Gang Som Cha-oom Kai
Kang Som translats as the sour curry. The word Som is literally used for something that gives the sour taste. In Thai, Som is also oranges or tangerines. There are two bases of Thai curries, which is a coconut milk base and a water base. Most Kang Som are water base curries, which are lighter and tend to be tangier than most coconut milk base curries.
This particular dish just surfaced in Thai restaurants about fifteen to twenty years ago, I would say. I consider it as a Thai fusion food from the fact that it is a combination of two individual distinctive foods, which is one is Kang Som dish and another one is fried vegetable beaten egg dish, which normally be served separately on the table. Somehow, someone got creative and took a risk putting these two dishes together as one dish and introduced it to people. It becomes a big hit over night. I would die for to know who is the one who created this dish. However,whoever that is, he/she is a real genius because it tastes so good.
I was first introduced to this Kang Som by one of my friend who owns a small, edgy restaurant in Bangkok, and it's become one of my favorite Kang Som I always ask for in the restaurants.
In Thailand this curry is called....Kang Som Cha-om Kai. The original of making this kind of fired beaten egg is to use fresh Cha-om leaves, a type of Acacia family called Acacia pennata, a shrub that is native to Thailand, beaten in with eggs and then fry, called Cha-om Kai, a dish that is usually paired up with spicy shrimp paste dipping (Num-Prik) to eat together. These tiny green leaves have a very strong pungent smell and also health benefits that is good for our body.
I didn't make a trip to a Thai grocery in Chinatown, so I just substituted Cha-om with watercress, which also give a nice texture to fried egg, the only thing missing is that pungent smell, which is, yes, I can live with that.
- 2 tbsp. Thai Kang Som curry paste ( some would label "yellow curry")
- 2 cups of water
- 3 tbsp. concentrated tamarind juice (available in Thai groceries or most Asian groceries)
- 2 tbsp. fish sauce
- 1 tbsp. palm sugar
- 3-4 tbsp. oil for frying eggs
- fresh watercress
- 2 eggs
- 6 fresh shrimps (optional)
- 1 cup of dried shrimps, grind them up into fine powder. (optional - it will help to give more body to water base curry - available in Asian markets and groceries)

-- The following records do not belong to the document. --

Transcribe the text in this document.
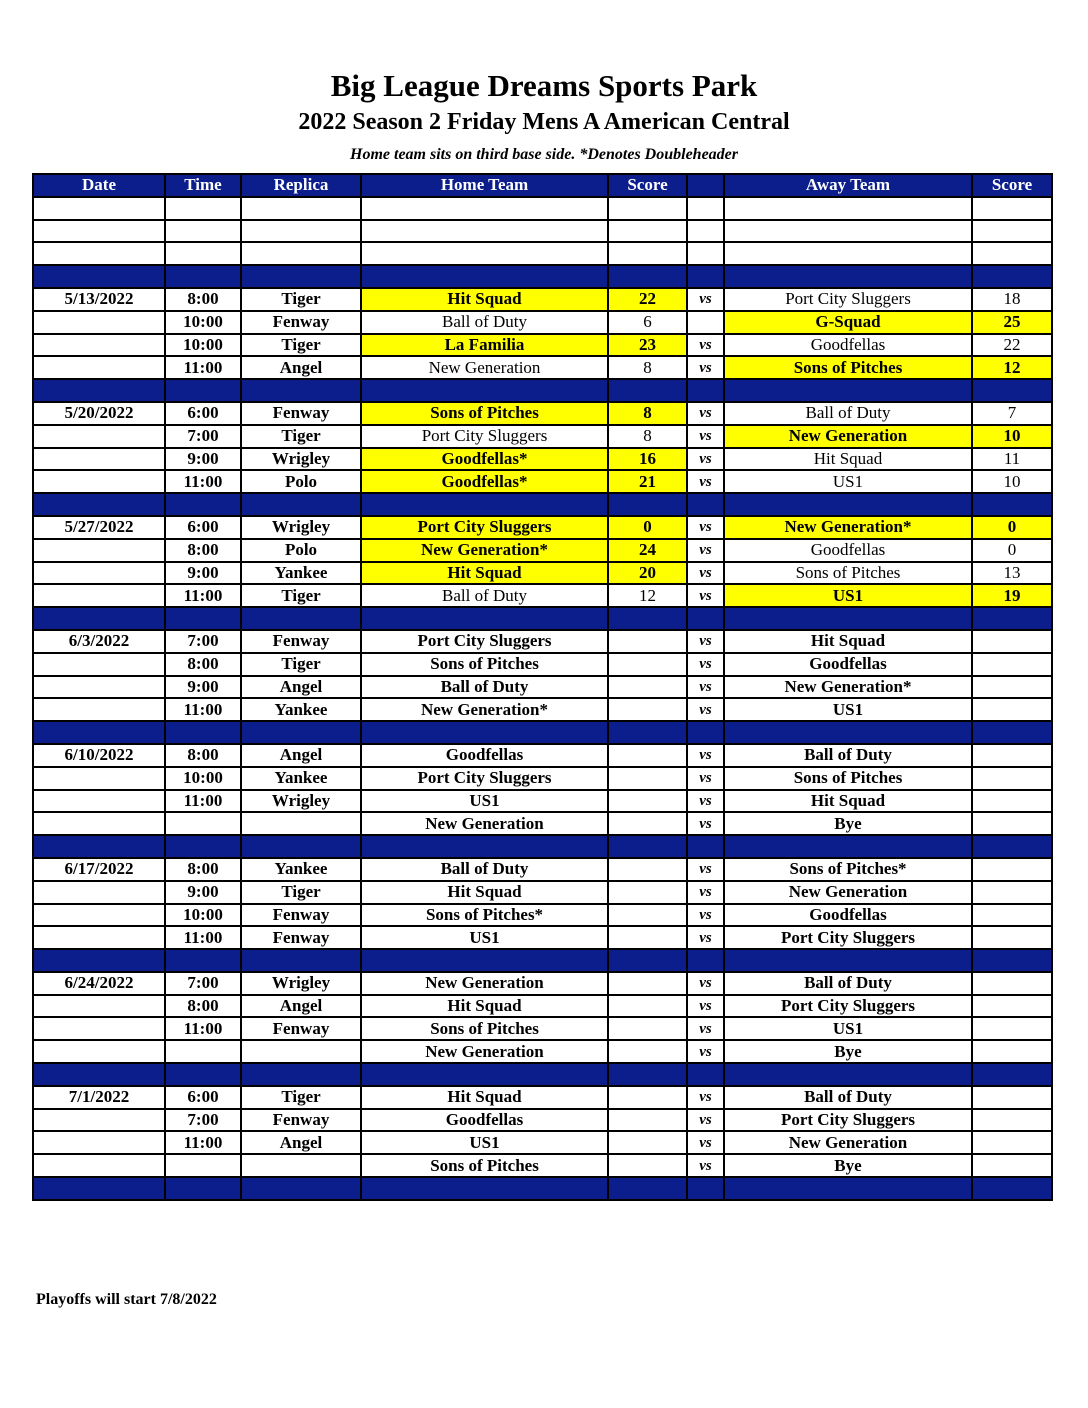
Big League Dreams Sports Park
2022 Season 2 Friday Mens A American Central
Home team sits on third base side. *Denotes Doubleheader
Date	Time	Replica	Home Team	Score		Away Team	Score

5/13/2022	8:00	Tiger	Hit Squad	22	vs	Port City Sluggers	18
	10:00	Fenway	Ball of Duty	6		G-Squad	25
	10:00	Tiger	La Familia	23	vs	Goodfellas	22
	11:00	Angel	New Generation	8	vs	Sons of Pitches	12

5/20/2022	6:00	Fenway	Sons of Pitches	8	vs	Ball of Duty	7
	7:00	Tiger	Port City Sluggers	8	vs	New Generation	10
	9:00	Wrigley	Goodfellas*	16	vs	Hit Squad	11
	11:00	Polo	Goodfellas*	21	vs	US1	10

5/27/2022	6:00	Wrigley	Port City Sluggers	0	vs	New Generation*	0
	8:00	Polo	New Generation*	24	vs	Goodfellas	0
	9:00	Yankee	Hit Squad	20	vs	Sons of Pitches	13
	11:00	Tiger	Ball of Duty	12	vs	US1	19

6/3/2022	7:00	Fenway	Port City Sluggers		vs	Hit Squad	
	8:00	Tiger	Sons of Pitches		vs	Goodfellas	
	9:00	Angel	Ball of Duty		vs	New Generation*	
	11:00	Yankee	New Generation*		vs	US1	

6/10/2022	8:00	Angel	Goodfellas		vs	Ball of Duty	
	10:00	Yankee	Port City Sluggers		vs	Sons of Pitches	
	11:00	Wrigley	US1		vs	Hit Squad	
			New Generation		vs	Bye	

6/17/2022	8:00	Yankee	Ball of Duty		vs	Sons of Pitches*	
	9:00	Tiger	Hit Squad		vs	New Generation	
	10:00	Fenway	Sons of Pitches*		vs	Goodfellas	
	11:00	Fenway	US1		vs	Port City Sluggers	

6/24/2022	7:00	Wrigley	New Generation		vs	Ball of Duty	
	8:00	Angel	Hit Squad		vs	Port City Sluggers	
	11:00	Fenway	Sons of Pitches		vs	US1	
			New Generation		vs	Bye	

7/1/2022	6:00	Tiger	Hit Squad		vs	Ball of Duty	
	7:00	Fenway	Goodfellas		vs	Port City Sluggers	
	11:00	Angel	US1		vs	New Generation	
			Sons of Pitches		vs	Bye	

Playoffs will start 7/8/2022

First Part: Making Fried Egg
1. Wash and rinse watercress thoroughly.
2. Take a hand full of them and put them into beaten eggs. Leave some to put in the curry.
3. Add 1 tsp. fish sauce mix thoroughly
3. Heat up a pan until the oil get very hot ( you can see some smoke coming up)
4. Pour the mixing egg to the hot oil until it is golden and crispy to both sides.
5. Take it out from the pan, rest it on a cookie rack for cooling down.
Second Part: Making Kang Som curry.
1. A pot with water, stir in Kang Som curry paste until the paste and water are incorporate.
2. Bring curry to a boil.
3. Turn the heat to medium and start seasoning with tamarind, fish sauce and palm sugar.
4. Put in ground dried shrimp.
* To this point you can gradually adjust the taste by adding more the seasonings if you like. Besides the spicy taste, the taste of Kang Som should be led by sour taste then wrapped with salty and sweet. I usually squeeze a wedge of lime into the curry before serving.
4. Put in fresh shrimps (optional) and the rest of watercress, increase the heat to full boil then turn off the heat.
Fried Watercress Egg
Cut up the crispy egg into small pieces, put them into a serving bowl. Ladle out Kang Som curry to top the crispy eggs. Eat with fluffy steamed rice and fried salty chicken to help balancing the spicy taste of the curry.